3 easy steps for small business owners to start succession planning
Who will take on your business? It’s a question many experienced entrepreneurs must wrestle with to keep their business and family legacy alive. Here are a few ways to start.
Pioneer Linens has survived hurricanes, recessions, and a seasonal economy for four generations. While beachy weather has come and gone in that time, someone from Penny Murphy’s family has remained at the helm of the fine linens retailer in downtown West Palm Beach, Florida, for more than 111 years.
Longevity is a hallmark of many family-owned small businesses, but it takes planning. Deciding who succeeds in leading the enterprise and how they do it are critical to continuing the founder’s entrepreneurial legacy.
“I believe my children are as committed to this business as my father, my grandfather, and I have been,” said Murphy, owner and president of Pioneer Linens. “We have a beautiful store and a beautiful product, and we’ve worked hard to earn a good reputation. I think they’d be happy to [take it on].”
Here are three succession planning tips for family-owned businesses — or any small business looking to foster future leaders and extend its life.
1. Define job roles
The first secret to working alongside any loved one is defining roles and responsibilities. When it comes to succession planning, that may be an ongoing conversation, as a suitable heir or heirs take on more authority, grow their skills, or form their own life goals.
Clear communication won’t just prevent headaches, it will support your succession plan. Ask yourself: What does the next generation bring to the table and what experiences do they need for future leadership? Build a timeline of potential advancement from there.
“If you don’t define roles, you’ll never be able to ascertain who is truly ready to take on the business,” said Bob Marshall, a national business development executive with Wells Fargo’s Small Business Development Group. “Some people are good at business development. Some people are good at finances. Some people are good at operations. But the next leader must know all three to run the business.”
While it was important for Murphy to let her kids forge their own paths in life, when they eventually wanted to join the family business after graduating college and starting careers, she created positions for them based on the company’s needs, mainly sales and operations. Over time, her two daughters have found ways to step up, such as becoming a buyer and creating a private label, Pioneer Linens Signature Collection. Growing their web presence with social media was also necessary.

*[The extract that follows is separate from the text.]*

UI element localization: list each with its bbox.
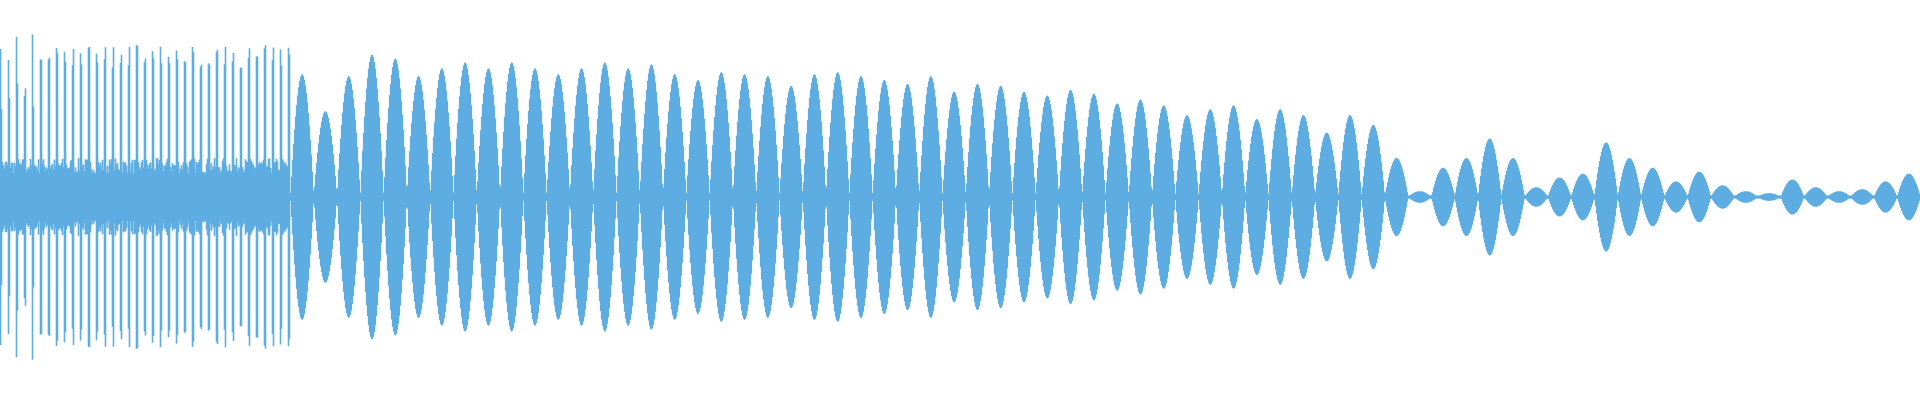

“Part of why a business is going to succeed is how creative that next generation is,” she said.
2. Use outside experts
When love and money mix, conflict is often a concern. A third party can step in to alleviate friction, draft a formal succession plan, or coach a next-generation business owner. Just be intentional about who you’re talking to and why.
Your business banker can help, though they may be limited to working with authorized representatives. And your company’s lawyer may only represent the business, the CEO, or certain leaders. Depending on your business, a financial advisor, succession planning consultant, or estate planning professional may be able to holistically address your needs and those of your family and your business.
“You need people who don’t have skin in the game,” Marshall said. “This is not a legal matter, necessarily. It’s organizational. It’s a personal matter.”
Murphy has worked with an attorney on a potential succession plan and a business coach to help her family through challenging times.
“There are so many variables right now as to what’s going to happen [with Pioneer Linens] and what [my daughters] want to do,” she said.
3. Create a plan together
Making a succession plan can be tough. It can cause conflict or force tough family or money conversations, Marshall said, but the work can be worth it.
By making sure your wishes are enacted after you step down or pass on, a formal succession plan guides your business through a transition and extends its life. Yet only about a third of family-owned businesses have a “robust, documented, and communicated” succession plan, according to a 2021 PWC survey.
“What happens to [the rest]? They may die out because there’s no plan,” Marshall said. “Think of it like a will. It’s not important until you need it. If you put off creating that formal plan and committing it to paper, then you’re at risk of losing one of the most prized possessions of your life.”
When control of Pioneer Linens was quickly passed to her, Murphy didn’t have much training to lead the business. She was, however, inspired by a goal of celebrating the store’s 100th birthday to keep it running. Now, more than 111 years after it opened, Murphy is weighing paths forward. If she decides to pass the business on, Murphy has raised the fourth generation to be ready.
“I’m certainly confident that if I decided that I wanted to have them [take on the store], that they’d be incredibly successful at doing it,” she said. “They’ve learned a lot. They’re smart. They’re very hard workers and very dedicated. Not only that, but they have that pioneer spirit that is part of their legacy.”